While there have been excessive delays in filing DUI charges in recent years, mostly due to Washington State Patrol blood testing delays, prosecutors rarely take the full two years to file DUI charges. Even excessive delays are in the neighborhood of twelve months from the date of incident. The take away here is that if a DUI charge is this close to its statute of limitations, realistically it wasn’t going to be filed anyway. Either the state had fully investigated the charge and made a conscious decision not to file it or the case somehow got “lost in the shuffle”.
Does the Governor Have Authority to Extend Expiring Statute of Limitations?
While the current global and local health emergency certainly grants the leader of the state’s executive branch emergency powers he ordinarily would not enjoy, is this actually one of them? Like the federal government, our state government is divided into three branches; executive, legislative and judicial. The role of each is to act as a balance on the power of the others. In its simplest terms, the role of the legislative branch is to enact laws. It is the role of the executive branch to enforce laws. The judicial branch interprets and rules on disputes regarding those laws. The creation of a statute of limitations clearly falls under the authority of the legislative branch. In normal times there would be no argument that the governor or any member of the executive branch, could not enact any changes to this statute. Even more problematic is that in this situation one member of the executive branch (the governor) is enacting a law for the sheer purpose of assisting another member of the executive branch (prosecuting agencies). And to the detriment of a specific class of individuals (persons awaiting the expiration of a statute of limitations). If charges are indeed filed after the natural and original expiration date, expect challenges to the governor’s authority to be filed by way of motions and appeals. Prosecuting agencies relying on this proclamation may be doing so at their peril.
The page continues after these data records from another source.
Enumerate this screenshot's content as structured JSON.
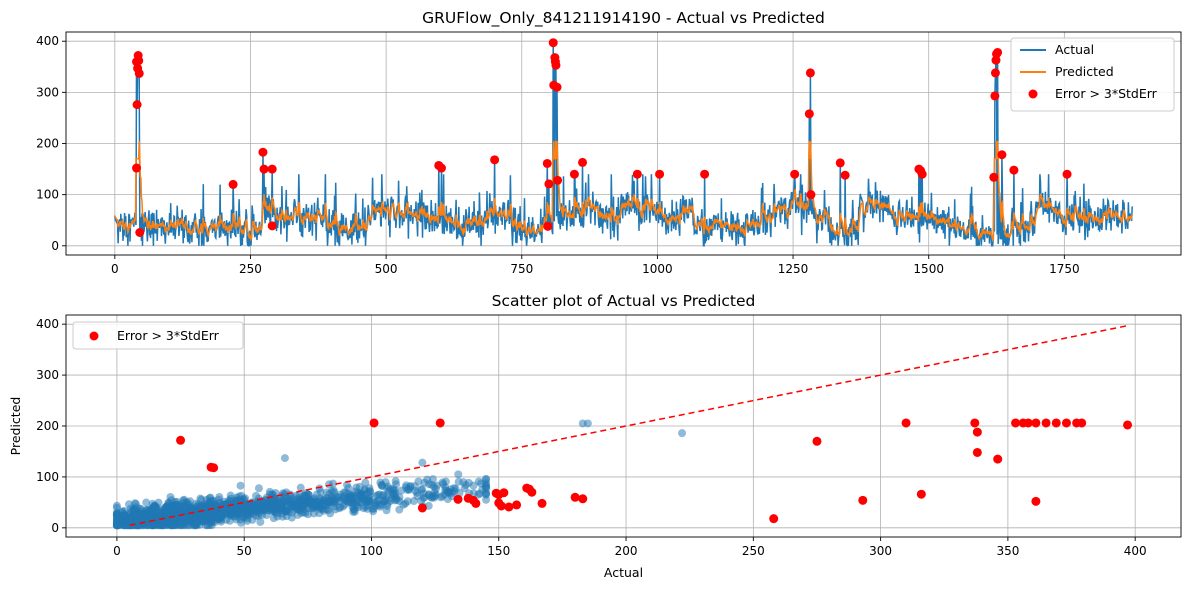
{
  "chart_data": [
    {
      "type": "line",
      "title": "GRUFlow_Only_841211914190 - Actual vs Predicted",
      "xlabel": "",
      "ylabel": "",
      "xlim": [
        -90,
        1965
      ],
      "ylim": [
        -18,
        418
      ],
      "xticks": [
        0,
        250,
        500,
        750,
        1000,
        1250,
        1500,
        1750
      ],
      "yticks": [
        0,
        100,
        200,
        300,
        400
      ],
      "grid": true,
      "legend_position": "top-right",
      "n_points": 1876,
      "colors": {
        "actual": "#1f77b4",
        "predicted": "#ff7f0e",
        "error": "#ff0000"
      },
      "series": [
        {
          "name": "Actual",
          "description": "noisy hourly flow, mostly 10-100 with spikes to ~398 near x=40, 810, 1283, 1625"
        },
        {
          "name": "Predicted",
          "description": "smoothed flow, mostly 20-80 with peaks ~205"
        }
      ],
      "error_points_label": "Error > 3*StdErr",
      "error_points": [
        [
          40,
          152
        ],
        [
          40,
          360
        ],
        [
          41,
          276
        ],
        [
          42,
          347
        ],
        [
          43,
          372
        ],
        [
          44,
          362
        ],
        [
          45,
          337
        ],
        [
          46,
          26
        ],
        [
          218,
          120
        ],
        [
          273,
          183
        ],
        [
          275,
          150
        ],
        [
          290,
          39
        ],
        [
          290,
          150
        ],
        [
          597,
          157
        ],
        [
          602,
          152
        ],
        [
          700,
          168
        ],
        [
          797,
          161
        ],
        [
          798,
          38
        ],
        [
          800,
          121
        ],
        [
          808,
          397
        ],
        [
          809,
          314
        ],
        [
          811,
          368
        ],
        [
          812,
          360
        ],
        [
          813,
          353
        ],
        [
          815,
          310
        ],
        [
          816,
          128
        ],
        [
          847,
          140
        ],
        [
          862,
          163
        ],
        [
          963,
          140
        ],
        [
          1004,
          140
        ],
        [
          1087,
          140
        ],
        [
          1253,
          140
        ],
        [
          1280,
          258
        ],
        [
          1282,
          338
        ],
        [
          1283,
          100
        ],
        [
          1337,
          162
        ],
        [
          1346,
          138
        ],
        [
          1482,
          150
        ],
        [
          1485,
          147
        ],
        [
          1488,
          140
        ],
        [
          1620,
          134
        ],
        [
          1622,
          293
        ],
        [
          1623,
          338
        ],
        [
          1624,
          363
        ],
        [
          1625,
          375
        ],
        [
          1627,
          378
        ],
        [
          1635,
          178
        ],
        [
          1657,
          148
        ],
        [
          1755,
          140
        ]
      ]
    },
    {
      "type": "scatter",
      "title": "Scatter plot of Actual vs Predicted",
      "xlabel": "Actual",
      "ylabel": "Predicted",
      "xlim": [
        -20,
        418
      ],
      "ylim": [
        -18,
        418
      ],
      "xticks": [
        0,
        50,
        100,
        150,
        200,
        250,
        300,
        350,
        400
      ],
      "yticks": [
        0,
        100,
        200,
        300,
        400
      ],
      "grid": true,
      "legend_position": "top-left",
      "identity_line": {
        "from": [
          5,
          5
        ],
        "to": [
          397,
          397
        ],
        "color": "#ff0000",
        "style": "dashed"
      },
      "bulk_description": "dense cloud of ~1800 blue points (alpha 0.5) for Actual 0-145, Predicted 5-140",
      "bulk_outliers": [
        [
          183,
          205
        ],
        [
          185,
          205
        ],
        [
          222,
          186
        ],
        [
          66,
          137
        ],
        [
          120,
          128
        ],
        [
          143,
          87
        ]
      ],
      "error_points_label": "Error > 3*StdErr",
      "error_points": [
        [
          25,
          172
        ],
        [
          37,
          119
        ],
        [
          38,
          118
        ],
        [
          101,
          206
        ],
        [
          120,
          39
        ],
        [
          127,
          206
        ],
        [
          134,
          56
        ],
        [
          138,
          58
        ],
        [
          140,
          54
        ],
        [
          141,
          48
        ],
        [
          149,
          68
        ],
        [
          150,
          65
        ],
        [
          150,
          49
        ],
        [
          151,
          43
        ],
        [
          152,
          69
        ],
        [
          154,
          41
        ],
        [
          157,
          45
        ],
        [
          161,
          78
        ],
        [
          162,
          76
        ],
        [
          163,
          70
        ],
        [
          167,
          48
        ],
        [
          180,
          60
        ],
        [
          183,
          57
        ],
        [
          258,
          18
        ],
        [
          275,
          170
        ],
        [
          293,
          54
        ],
        [
          310,
          206
        ],
        [
          316,
          66
        ],
        [
          337,
          206
        ],
        [
          338,
          188
        ],
        [
          338,
          148
        ],
        [
          346,
          135
        ],
        [
          353,
          206
        ],
        [
          356,
          206
        ],
        [
          358,
          206
        ],
        [
          361,
          206
        ],
        [
          361,
          52
        ],
        [
          365,
          206
        ],
        [
          369,
          206
        ],
        [
          373,
          206
        ],
        [
          377,
          206
        ],
        [
          379,
          206
        ],
        [
          397,
          202
        ]
      ]
    }
  ]
}
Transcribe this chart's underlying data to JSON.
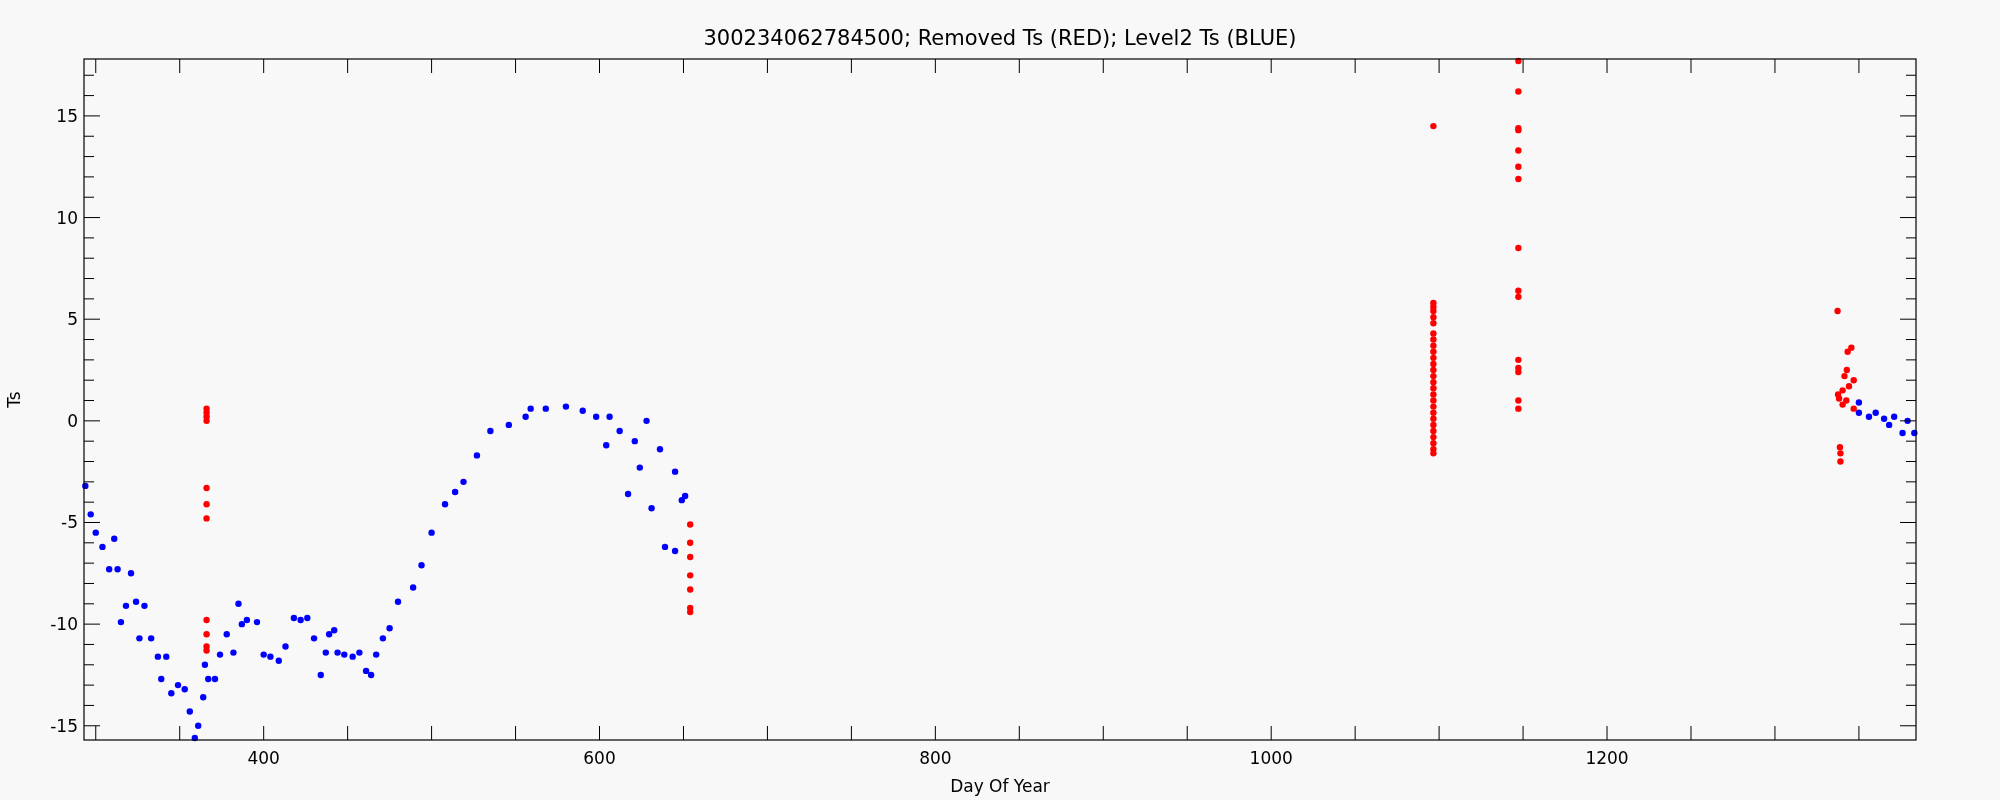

Interests of Justice Didn’t Necessitate Covid-19 Extension
Whether the governor has the authority to make this emergency proclamation and override the Washington legislature’s authority, it is not something that the current Covid-19 courtroom closures necessitate. Prosecutors are still working. However, the stay at home orders and court room closures mean that they have even more time to spend on administrative functions such as case filings. And case filings are not done in open court. A simple document is drafted and then filed with the court. That activity can, and is, still occurring. The fact that hearings, such as arraignments and first appearances, are being delayed has no bearing on the administrative filing of the charge. That can still be easily accomplished and in fact, prosecutors actually have more time now to spend on those activities than before. Prosecuting authorities really didn’t need this extension.
As attorneys like to say, “at the end of the day” extending the statute of limitations for 30 days on cases that are about to expire during that 30 day period has little or no impact on the state’s ability to “maintain the criminal justice system”. Cases that are this deep into expiration period were highly unlikely to be filed to begin with. But to assert that the prosecuting attorneys across the State of Washington somehow needed this extra time to do that which they had neglected for up to two years, or more, and actually had been inadvertently afforded more time to do anyways seems…disingenuous.